Multiaccuracy and multicalibration are multigroup fairness notions for prediction that have found numerous applications in learning and computational complexity. They can be achieved from a single learning primitive: weak agnostic learning. Here we investigate the power of multiaccuracy as a learning primitive, both with and without the additional assumption of calibration. We find that multiaccuracy in itself is rather weak, but that the addition of global calibration (this notion is called calibrated multiaccuracy) boosts its power substantially, enough to recover implications that were previously known only assuming the stronger notion of multicalibration. We give evidence that multiaccuracy might not be as powerful as standard weak agnostic learning, by showing that there is no way to post-process a multiaccurate predictor to get a weak learner, even assuming the best hypothesis has correlation $1/2$. Rather, we show that it yields a restricted form of weak agnostic learning, which requires some concept in the class to have correlation greater than $1/2$ with the labels. However, by also requiring the predictor to be calibrated, we recover not just weak, but strong agnostic learning. A similar picture emerges when we consider the derivation of hardcore measures from predictors satisfying multigroup fairness notions. On the one hand, while multiaccuracy only yields hardcore measures of density half the optimal, we show that (a weighted version of) calibrated multiaccuracy achieves optimal density. Our results yield new insights into the complementary roles played by multiaccuracy and calibration in each setting. They shed light on why multiaccuracy and global calibration, although not particularly powerful by themselves, together yield considerably stronger notions.

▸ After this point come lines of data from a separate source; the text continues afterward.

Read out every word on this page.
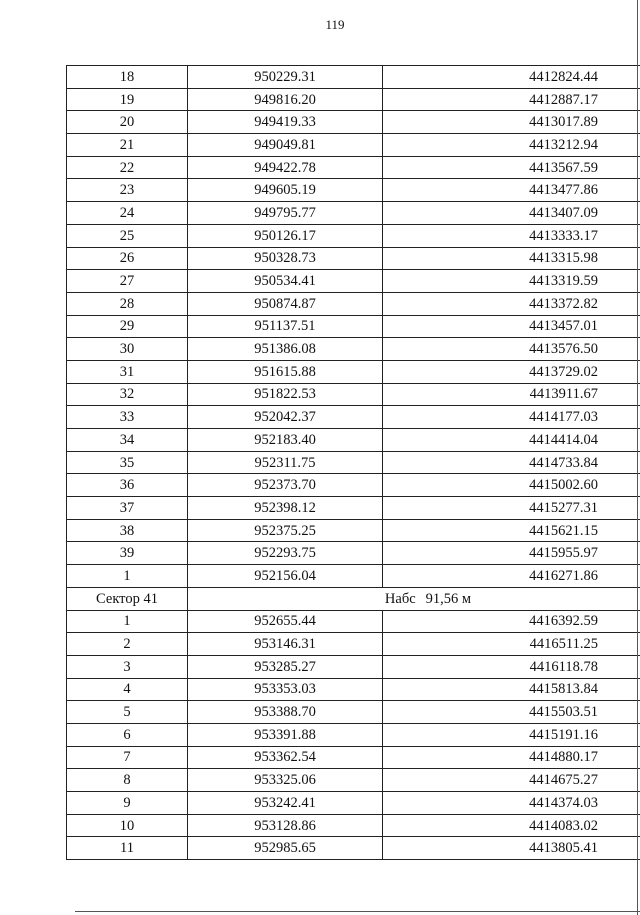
119
18	950229.31	4412824.44
19	949816.20	4412887.17
20	949419.33	4413017.89
21	949049.81	4413212.94
22	949422.78	4413567.59
23	949605.19	4413477.86
24	949795.77	4413407.09
25	950126.17	4413333.17
26	950328.73	4413315.98
27	950534.41	4413319.59
28	950874.87	4413372.82
29	951137.51	4413457.01
30	951386.08	4413576.50
31	951615.88	4413729.02
32	951822.53	4413911.67
33	952042.37	4414177.03
34	952183.40	4414414.04
35	952311.75	4414733.84
36	952373.70	4415002.60
37	952398.12	4415277.31
38	952375.25	4415621.15
39	952293.75	4415955.97
1	952156.04	4416271.86
Сектор 41	Набс 91,56 м	
1	952655.44	4416392.59
2	953146.31	4416511.25
3	953285.27	4416118.78
4	953353.03	4415813.84
5	953388.70	4415503.51
6	953391.88	4415191.16
7	953362.54	4414880.17
8	953325.06	4414675.27
9	953242.41	4414374.03
10	953128.86	4414083.02
11	952985.65	4413805.41
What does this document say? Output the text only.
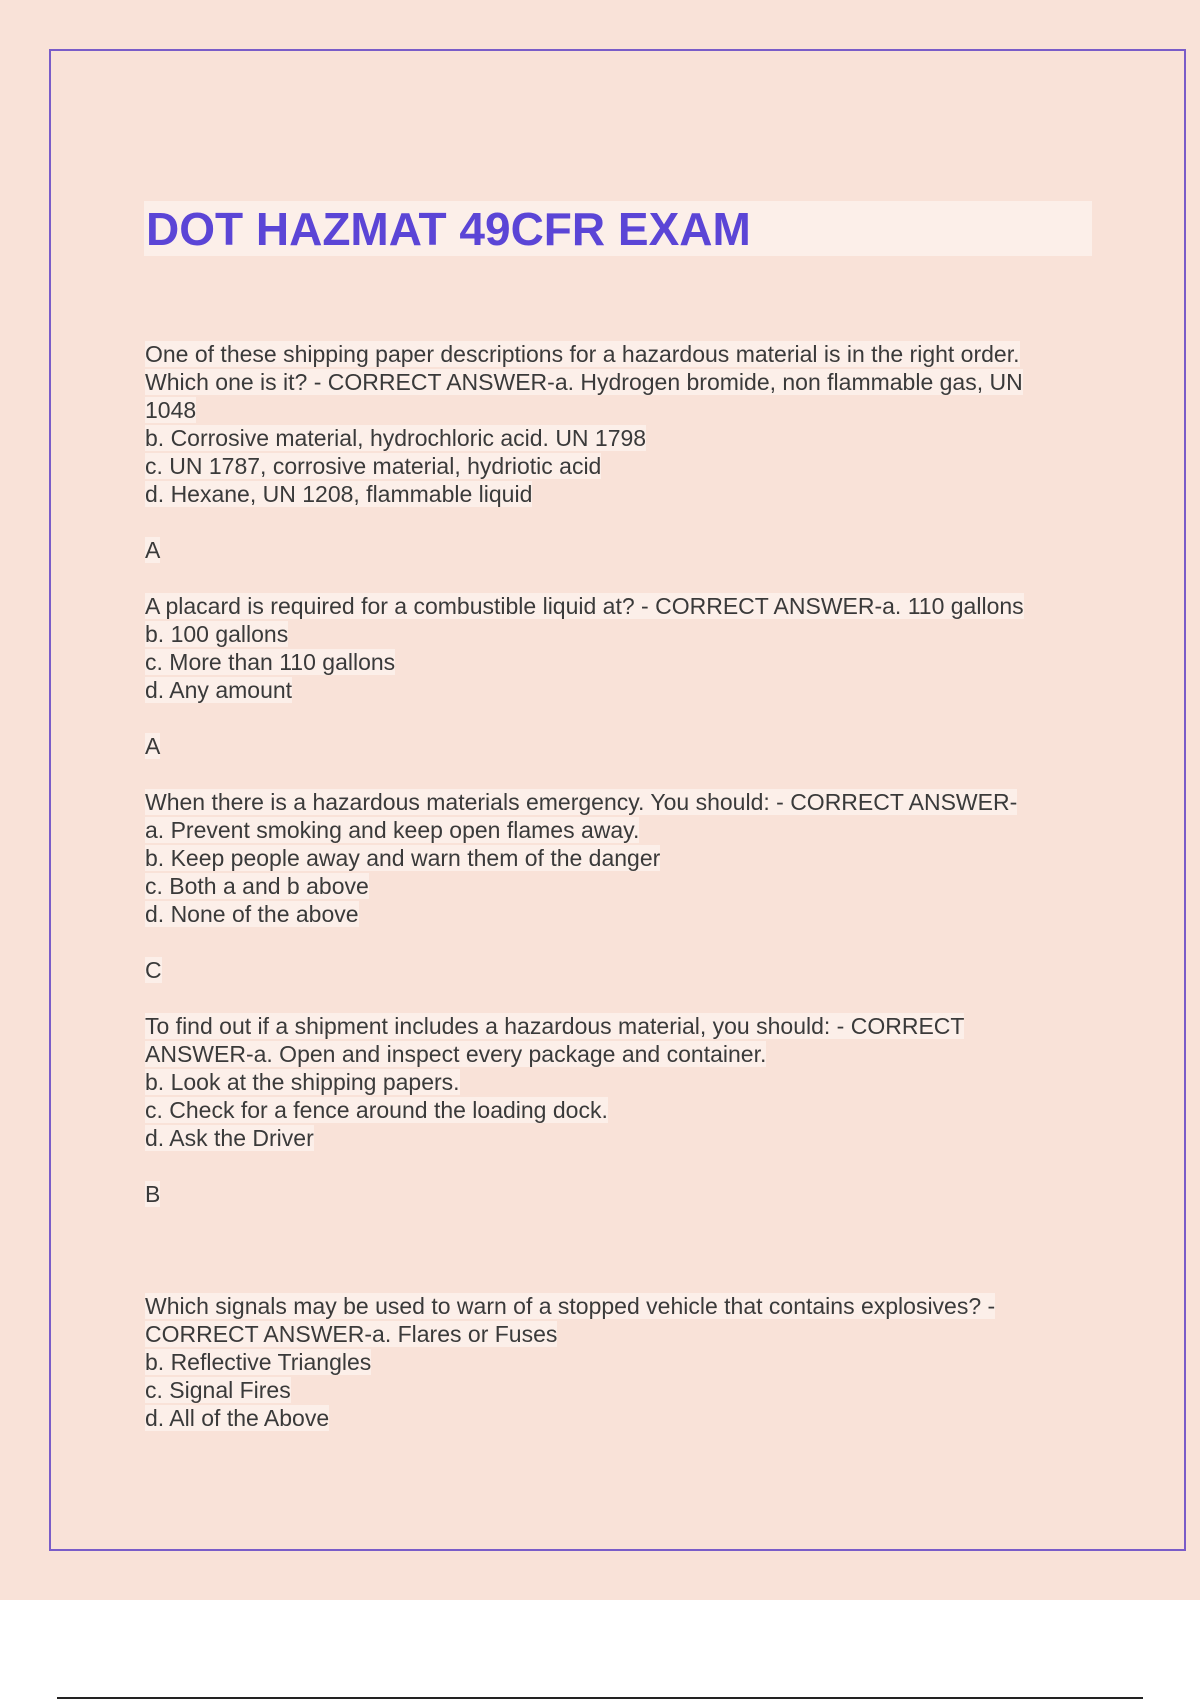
DOT HAZMAT 49CFR EXAM
One of these shipping paper descriptions for a hazardous material is in the right order.
Which one is it? - CORRECT ANSWER-a. Hydrogen bromide, non flammable gas, UN
1048
b. Corrosive material, hydrochloric acid. UN 1798
c. UN 1787, corrosive material, hydriotic acid
d. Hexane, UN 1208, flammable liquid
A
A placard is required for a combustible liquid at? - CORRECT ANSWER-a. 110 gallons
b. 100 gallons
c. More than 110 gallons
d. Any amount
A
When there is a hazardous materials emergency. You should: - CORRECT ANSWER-
a. Prevent smoking and keep open flames away.
b. Keep people away and warn them of the danger
c. Both a and b above
d. None of the above
C
To find out if a shipment includes a hazardous material, you should: - CORRECT
ANSWER-a. Open and inspect every package and container.
b. Look at the shipping papers.
c. Check for a fence around the loading dock.
d. Ask the Driver
B
Which signals may be used to warn of a stopped vehicle that contains explosives? -
CORRECT ANSWER-a. Flares or Fuses
b. Reflective Triangles
c. Signal Fires
d. All of the Above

翻译：多准确性与多校准性是预测中的多群体公平性概念，在学习和计算复杂性领域已得到广泛应用。它们可通过单一学习原语实现：弱不可知学习。本文研究了多准确性作为学习原语的能力，包括在有无额外校准假设两种情况下的表现。我们发现多准确性本身相当弱，但引入全局校准（该概念称为校准多准确性）能显著增强其能力，足以恢复先前仅在更强概念——多校准性假设下已知的推论。我们通过证明即使最佳假设具有$1/2$相关性，也无法通过后处理多准确性预测器获得弱学习器，表明多准确性可能不如标准弱不可知学习强大。相反，我们证明它产生一种受限的弱不可知学习形式，要求类别中某些概念与标签的相关性大于$1/2$。然而，通过同时要求预测器具有校准性，我们不仅能恢复弱不可知学习，还能实现强不可知学习。当考虑从满足多群体公平性概念的预测器推导硬核度量时，也出现类似图景。一方面，虽然多准确性仅能产生密度为最优值一半的硬核度量，但我们证明（加权版本的）校准多准确性可实现最优密度。我们的研究结果揭示了多准确性与校准在不同场景中的互补作用，阐明了为何多准确性与全局校准各自虽不特别强大，但结合后能产生显著更强的概念。